Alex Adams’s departure story line has been building up since May. The surgeon, having been diagnosed with Early Onset Parkinson’s, undergoes deep brain stimulation and, whilst this surgery cures his tremor on one side, almost immediately afterwards (as happened in real life to actor Michael J Fox after his thalamotomy operation), the tremor reappears on the other side. Jeremy found portraying this troubled character, in the depths of despair, a challenge. Statistics show that 120,000 people in the UK alone have Parkinson’s and 10,000 people are diagnosed with the condition every year. Of those diagnosed, one in 20 people are under the age of 40.

He asserts:” I was concerned that there would be people watching who have this disease in a very real way. I didn’t want it to look comical or demonstrated. When the audience first saw the tremor, I had people coming up to me and asking,’ What is that? A brain tumor? MS?’ I have faith that our audience is intelligent and that as they were already asking those questions, we didn’t need to ram it down their throats. I didn’t want to shake my hand constantly for fear it might look like a cliché or a pastiche. Alex Adams is an intelligent, successful, confident individual who is given a frightening diagnosis and he can’t handle it. He is in complete denial and contemplates ending his life. But he is encouraged to pull himself together by good friends Dianne and Jess and, whilst his days as a heart surgeon are over, he accepts that he still has a life to live and he optimistically embarks upon a future in research.” Ironically, Jeremy, who spent seven years as a professional dancer with the Royal Ballet, was prompted to abandon his dance career following an injury but, fortunately, it was a timely accident. He was, he says, reaching a point when he wanted to move on anyway. “It was a blessing in disguise for me at the time. Some would argue that there was something psychological about it which allowed me to make a decision that I wouldn’t have made otherwise.”

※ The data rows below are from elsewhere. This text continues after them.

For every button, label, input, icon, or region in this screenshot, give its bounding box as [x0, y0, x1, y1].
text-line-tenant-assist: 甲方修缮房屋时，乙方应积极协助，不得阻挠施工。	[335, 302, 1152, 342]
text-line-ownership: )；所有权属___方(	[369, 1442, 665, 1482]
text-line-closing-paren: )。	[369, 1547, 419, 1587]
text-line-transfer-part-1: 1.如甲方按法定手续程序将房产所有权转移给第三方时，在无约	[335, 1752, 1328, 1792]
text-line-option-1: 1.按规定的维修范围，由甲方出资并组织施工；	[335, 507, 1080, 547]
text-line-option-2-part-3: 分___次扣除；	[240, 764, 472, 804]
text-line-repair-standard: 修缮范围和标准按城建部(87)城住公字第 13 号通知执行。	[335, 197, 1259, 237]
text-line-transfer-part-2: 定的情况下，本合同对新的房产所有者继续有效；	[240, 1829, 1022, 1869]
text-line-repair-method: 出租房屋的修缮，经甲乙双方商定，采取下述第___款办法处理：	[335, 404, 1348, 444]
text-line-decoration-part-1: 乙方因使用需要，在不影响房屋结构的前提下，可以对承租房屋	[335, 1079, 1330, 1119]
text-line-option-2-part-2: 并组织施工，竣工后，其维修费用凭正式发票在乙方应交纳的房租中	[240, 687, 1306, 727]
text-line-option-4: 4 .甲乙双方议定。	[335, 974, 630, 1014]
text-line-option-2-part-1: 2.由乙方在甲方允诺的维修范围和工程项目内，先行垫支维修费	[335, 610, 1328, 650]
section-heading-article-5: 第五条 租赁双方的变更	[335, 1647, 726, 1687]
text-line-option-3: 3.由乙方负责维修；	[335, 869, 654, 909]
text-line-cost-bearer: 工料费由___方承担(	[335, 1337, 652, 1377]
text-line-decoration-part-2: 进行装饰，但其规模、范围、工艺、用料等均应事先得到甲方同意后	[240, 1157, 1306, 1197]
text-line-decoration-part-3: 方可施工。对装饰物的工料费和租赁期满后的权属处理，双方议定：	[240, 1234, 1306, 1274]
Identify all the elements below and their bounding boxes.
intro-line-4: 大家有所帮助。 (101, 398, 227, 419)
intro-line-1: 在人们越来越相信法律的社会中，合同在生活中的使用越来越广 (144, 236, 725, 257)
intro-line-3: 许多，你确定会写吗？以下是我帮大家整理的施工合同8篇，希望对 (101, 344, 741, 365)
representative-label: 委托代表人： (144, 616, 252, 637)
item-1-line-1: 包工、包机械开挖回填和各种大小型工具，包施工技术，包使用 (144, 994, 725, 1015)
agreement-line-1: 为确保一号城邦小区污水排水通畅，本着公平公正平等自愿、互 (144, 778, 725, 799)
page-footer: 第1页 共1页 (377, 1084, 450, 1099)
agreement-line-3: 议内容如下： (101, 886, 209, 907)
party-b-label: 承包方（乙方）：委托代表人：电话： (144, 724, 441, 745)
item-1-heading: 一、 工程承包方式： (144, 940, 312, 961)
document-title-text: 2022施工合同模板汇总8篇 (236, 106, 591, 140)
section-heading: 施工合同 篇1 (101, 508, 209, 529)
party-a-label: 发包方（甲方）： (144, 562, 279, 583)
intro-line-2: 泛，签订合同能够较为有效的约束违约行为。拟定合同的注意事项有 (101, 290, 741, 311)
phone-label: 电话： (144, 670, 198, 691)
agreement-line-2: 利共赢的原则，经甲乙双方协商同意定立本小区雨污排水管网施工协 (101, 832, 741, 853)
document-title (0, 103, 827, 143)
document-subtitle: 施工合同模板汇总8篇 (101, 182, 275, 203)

But he can relate to Adams’s plight, having known dancers who, at the height of their career, have been forced by physical injury to change their lives against their will.

“Not only is it what you love and what you want to do, but it is also about your identity.” Adams is a case in point:” He has had certain love interests and emotional attachments to people which ultimately damaged him and made him focus wholeheartedly on his work. You take that away from him and it is a huge part of his character and personality, which is being ripped away. He’s no longer the person he thought he was.”

The future is far from bleak for the dashing Jeremy, who has landed a movie part in Something Borrowed, a romantic comedy starring Jack Davenport, Tom Conti, Debra Messing and Sarah Parish, which has just started filming in London. Hollywood beckons for this heartthrob and one would hope that he will benefit from his insight into the intricacies of disseminated intravascular coagulation, having left many a female viewer with abnormally high blood pressure!